[clevermartin]

In a experiment, I was asked to find the normality of Na²CO₃.
I was given 1.4g of Na₂CO₃ to dissolve in 250ml of H₂0 in a volumetric flask.
I wonder whether my calcultion is correct or not..

Equivalent weight (EW) = Molecular weight (MW) / Valencey. (Z)

Normality (N) = Equivalent weight (EW) / Volume of Solution (1000 ml.)

Meq = Actual weight (W) / Equivalent weight (EW)

Molecular weight of Na₂CO₃: 106
Valencey = 1 ? [(-2*3+4)/2]?
EW = 106/1 = 106
N = 106/1000 ? (Does it matter for dissolving the sodium carbonate in 250 ml volumetric flask?)

Thanks

[clevermartin]

And if we use H₂SO₄ to titrate against Na₂Co₃,
and find out that the molarity ratio between them is 1:1.
Is it their normality ration to be 1:1 also?

Thanks

[Borek]

http://www.chembuddy.com/?left=concentration&right=normality

[clevermartin]

Then I want to ask shall I count the number of sodium or carbonate for the valencey?

Thanks

[sjb]

You touch upon a good point, and part of the problem of simply asking for the normality of a solution without reference to a reaction that occurs.
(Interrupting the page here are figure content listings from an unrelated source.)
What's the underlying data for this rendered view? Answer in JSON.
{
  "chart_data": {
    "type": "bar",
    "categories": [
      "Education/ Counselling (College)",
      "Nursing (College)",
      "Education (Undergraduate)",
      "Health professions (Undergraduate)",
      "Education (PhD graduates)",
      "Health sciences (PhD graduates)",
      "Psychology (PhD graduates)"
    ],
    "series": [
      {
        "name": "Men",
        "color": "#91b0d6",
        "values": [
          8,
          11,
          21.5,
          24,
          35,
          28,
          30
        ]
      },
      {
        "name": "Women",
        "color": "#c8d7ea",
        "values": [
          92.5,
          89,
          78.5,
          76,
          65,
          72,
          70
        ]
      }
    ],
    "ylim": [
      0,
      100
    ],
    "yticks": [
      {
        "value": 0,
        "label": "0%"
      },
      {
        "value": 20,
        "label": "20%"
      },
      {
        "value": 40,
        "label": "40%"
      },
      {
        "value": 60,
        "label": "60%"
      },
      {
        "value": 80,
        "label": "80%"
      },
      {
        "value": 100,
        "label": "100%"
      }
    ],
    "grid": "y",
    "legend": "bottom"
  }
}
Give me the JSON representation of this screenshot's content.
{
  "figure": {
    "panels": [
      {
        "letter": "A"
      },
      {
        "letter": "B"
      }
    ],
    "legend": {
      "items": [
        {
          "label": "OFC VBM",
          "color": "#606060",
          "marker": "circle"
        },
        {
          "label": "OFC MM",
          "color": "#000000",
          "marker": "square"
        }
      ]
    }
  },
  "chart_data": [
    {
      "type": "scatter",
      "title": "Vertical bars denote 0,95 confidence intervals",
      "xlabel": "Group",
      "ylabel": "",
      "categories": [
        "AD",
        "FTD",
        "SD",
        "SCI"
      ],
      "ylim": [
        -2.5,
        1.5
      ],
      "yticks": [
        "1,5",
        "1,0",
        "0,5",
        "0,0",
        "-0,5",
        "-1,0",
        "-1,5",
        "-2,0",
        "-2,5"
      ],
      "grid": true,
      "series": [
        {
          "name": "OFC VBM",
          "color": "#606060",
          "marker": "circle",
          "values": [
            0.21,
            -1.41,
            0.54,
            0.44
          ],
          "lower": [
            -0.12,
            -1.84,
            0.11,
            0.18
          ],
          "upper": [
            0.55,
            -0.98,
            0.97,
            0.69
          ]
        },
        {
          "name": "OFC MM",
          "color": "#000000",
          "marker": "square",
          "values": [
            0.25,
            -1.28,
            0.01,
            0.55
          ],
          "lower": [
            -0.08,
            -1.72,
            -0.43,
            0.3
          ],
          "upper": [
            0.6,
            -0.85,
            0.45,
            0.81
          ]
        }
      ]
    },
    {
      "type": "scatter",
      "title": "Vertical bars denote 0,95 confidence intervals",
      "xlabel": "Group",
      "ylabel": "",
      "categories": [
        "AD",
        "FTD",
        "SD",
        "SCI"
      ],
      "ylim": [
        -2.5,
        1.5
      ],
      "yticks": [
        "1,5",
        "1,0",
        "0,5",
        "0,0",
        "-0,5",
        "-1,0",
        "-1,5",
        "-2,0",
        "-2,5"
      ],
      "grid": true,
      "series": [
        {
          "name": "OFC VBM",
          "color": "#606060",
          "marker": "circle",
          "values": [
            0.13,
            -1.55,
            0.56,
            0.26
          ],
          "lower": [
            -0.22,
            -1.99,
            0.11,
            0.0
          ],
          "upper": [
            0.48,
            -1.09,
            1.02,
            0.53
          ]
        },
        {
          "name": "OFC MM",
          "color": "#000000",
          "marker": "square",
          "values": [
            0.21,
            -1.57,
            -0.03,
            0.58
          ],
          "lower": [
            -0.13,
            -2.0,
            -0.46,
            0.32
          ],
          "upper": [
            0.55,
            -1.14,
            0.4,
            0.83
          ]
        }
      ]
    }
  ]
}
What is the balanced reaction between Na₂CO₃ and H₂SO₄?

How would this differ if the reaction was between Na₂CO₃ and HCl?

S

[clevermartin]

Is it Na2CO3 will undergo two stages of reaction with H2SO4?
Having Carbonate turning into bicarbonate in first stage and all the bicarbonate turning into carbon dioxide in the second stage?
Overall reaction:
Na₂CO₃ + H₂SO₄ -> H₂O + CO₂ + Na₂SO₄

If we are using HCl, the reaction will stop after the first stage if the volume and molarity of acid and sodium carbonate added are the same?

But I still cannot get the point of how to choose between sodium or carbonate for valencey...

Please help.. Thanks